Ale sprawa nie ograniczała się dosłownie do małej ilości krwi. Najcenniejsze, nieważne jak okropne, są zwłoki. Lekarze przepuszczają ich przez katów, zwykli ludzie okradają ich groby nocą.

Image
Image

Szczególnie ceniony jest tłuszcz podskórny. Niemiecki słownik encyklopedyczny księgarni Zedlera z 1739 r. Opisuje wiele przepisów na zrobienie z niego maści leczniczej w domu. Proszek mumii jest jeszcze cenniejszy. Pożądane są oczywiście egipskie, ale nie ma ich w ogóle wystarczająco dużo, więc farmaceuci nie wahają się wysuszyć zwłok włóczęgów, ofiar epidemii, a nawet martwych dzieci.

Niemiecka firma farmaceutyczna "Merck" oferowała w swoim katalogu "prawdziwe egipskie mumie" aż do 1912 roku!

Niemiecka firma farmaceutyczna "Merck" oferowała w swoim katalogu "prawdziwe egipskie mumie" aż do 1912 roku! Używanie proszku z przetartych części zmumifikowanych ciał to nie los szalonych okultystycznych sług, ale codzienne życie szlachty. Czy można się dziwić, że znany historyk medycyny Richard Sugg uważa, że kanibalizm rozkwitał znacznie bujniej nie w dzikich plemionach, ale w „cywilizowanej” Europie.

King Hunger

Ale jest jeszcze trzeci rodzaj kanibalizmu - głodny. Istniał (i prawdopodobnie będzie) wszędzie i zawsze. A w Europie, Afryce i Rosji. Nawet w tych przypadkach, które były spowodowane notorycznymi dobrymi intencjami.

Image
Image

Na przykład podczas pierwszej krucjaty. Krzyżowcy nie gardzili wtedy zwłokami wrogów ze zdobytego arabskiego miasta Maarra.
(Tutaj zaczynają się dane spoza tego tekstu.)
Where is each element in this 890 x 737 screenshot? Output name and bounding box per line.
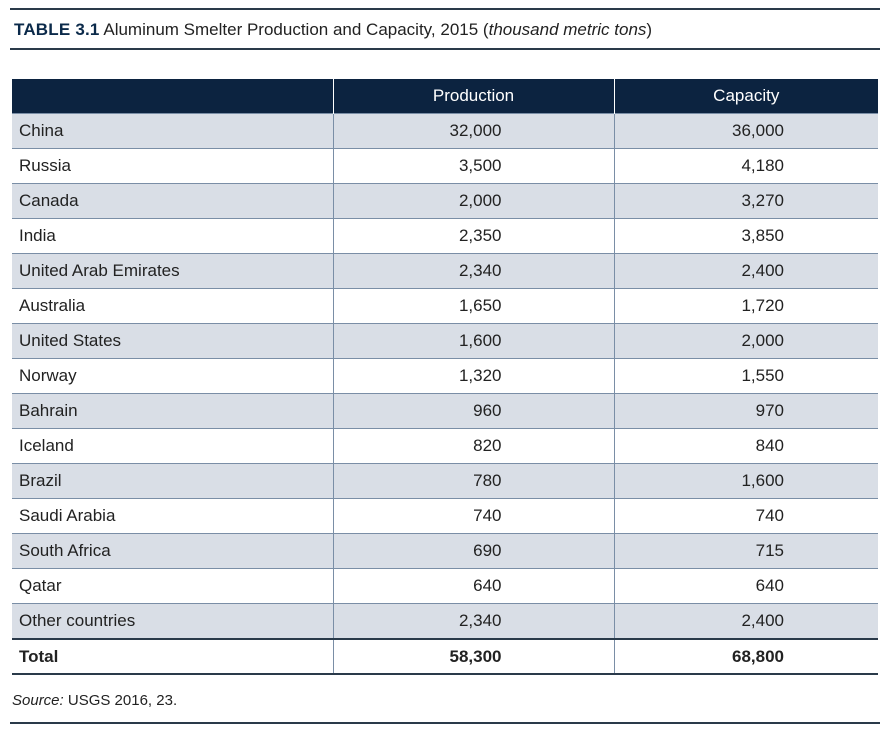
production-cell: 780 [332, 463, 614, 499]
country-cell: Other countries [12, 603, 333, 639]
production-cell: 960 [332, 393, 614, 429]
table-row: Russia 3,500 4,180 [12, 148, 878, 184]
top-rule [10, 8, 880, 10]
country-cell: Australia [12, 288, 333, 324]
country-cell: Saudi Arabia [12, 498, 333, 534]
production-cell: 820 [332, 428, 614, 464]
table-title: Aluminum Smelter Production and Capacity… [103, 20, 479, 39]
capacity-cell: 2,400 [613, 253, 878, 289]
capacity-cell: 840 [613, 428, 878, 464]
country-cell: China [12, 113, 333, 149]
production-cell: 640 [332, 568, 614, 604]
table-row: Norway 1,320 1,550 [12, 358, 878, 394]
bottom-rule [10, 722, 880, 724]
capacity-cell: 1,600 [613, 463, 878, 499]
table-row: United Arab Emirates 2,340 2,400 [12, 253, 878, 289]
country-cell: Russia [12, 148, 333, 184]
production-cell: 2,350 [332, 218, 614, 254]
source-text: USGS 2016, 23. [67, 692, 178, 709]
total-capacity: 68,800 [613, 638, 878, 675]
caption-rule [10, 48, 880, 50]
table-row: United States 1,600 2,000 [12, 323, 878, 359]
country-cell: South Africa [12, 533, 333, 569]
country-cell: Bahrain [12, 393, 333, 429]
table-row: South Africa 690 715 [12, 533, 878, 569]
header-row: Production Capacity [12, 79, 878, 114]
country-cell: India [12, 218, 333, 254]
table-row: Brazil 780 1,600 [12, 463, 878, 499]
total-production: 58,300 [332, 638, 614, 675]
table-body: China 32,000 36,000 Russia 3,500 4,180 C… [12, 113, 878, 675]
total-label: Total [12, 638, 333, 675]
table-row: India 2,350 3,850 [12, 218, 878, 254]
capacity-cell: 3,850 [613, 218, 878, 254]
capacity-cell: 4,180 [613, 148, 878, 184]
table-row: Iceland 820 840 [12, 428, 878, 464]
country-cell: Brazil [12, 463, 333, 499]
production-cell: 740 [332, 498, 614, 534]
table-row: Saudi Arabia 740 740 [12, 498, 878, 534]
production-cell: 32,000 [332, 113, 614, 149]
capacity-cell: 2,400 [613, 603, 878, 639]
production-cell: 3,500 [332, 148, 614, 184]
production-cell: 2,000 [332, 183, 614, 219]
table-row: Australia 1,650 1,720 [12, 288, 878, 324]
production-cell: 1,650 [332, 288, 614, 324]
capacity-cell: 740 [613, 498, 878, 534]
country-cell: Qatar [12, 568, 333, 604]
header-country [12, 79, 333, 114]
country-cell: Iceland [12, 428, 333, 464]
table-row: Qatar 640 640 [12, 568, 878, 604]
capacity-cell: 970 [613, 393, 878, 429]
total-row: Total 58,300 68,800 [12, 638, 878, 675]
table-unit-close: ) [646, 20, 653, 39]
production-cell: 690 [332, 533, 614, 569]
country-cell: Norway [12, 358, 333, 394]
table-caption: TABLE 3.1 Aluminum Smelter Production an… [14, 18, 652, 42]
table-row: China 32,000 36,000 [12, 113, 878, 149]
table-row: Bahrain 960 970 [12, 393, 878, 429]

Kronikarz Ralph Cohen napisał: „Niektórzy ludzie mówili, że przy ograniczonym jedzeniu musieli gotować dorosłych muzułmanów w kotłach, a dzieci nakładać na rożna i smażyć”.

Polski historyk Kazimierz Waliszewski w swojej książce „Czas kłopotów” opowiada o Polakach i Litwinach oblężonych na Kremlu w 1612 roku: „… wykopali zwłoki, a potem zaczęli zabijać współplemieńców… Porucznik i siano zjadli po dwóch synów; inny oficer zjadł swoją matkę!.. Pokłócił się o zwłoki …"

Podobny obraz przedstawiają naoczni świadkowie odwrotu wojsk napoleońskich na Litwie w 1812 roku. Z książki historyka Eugene'a Tarle'a „Napoleon's Invasion of Russia”: „… Często spotykaliśmy Francuzów w jakiejś szopie … siedzących przy ogniu na ciałach swoich zmarłych towarzyszy, z których wycinali najlepsze części, aby zaspokoić głód. … Oni sami natychmiast padali z kolei martwi, by zostać pożartym przez nowych towarzyszy, którzy ledwo do nich dotarli."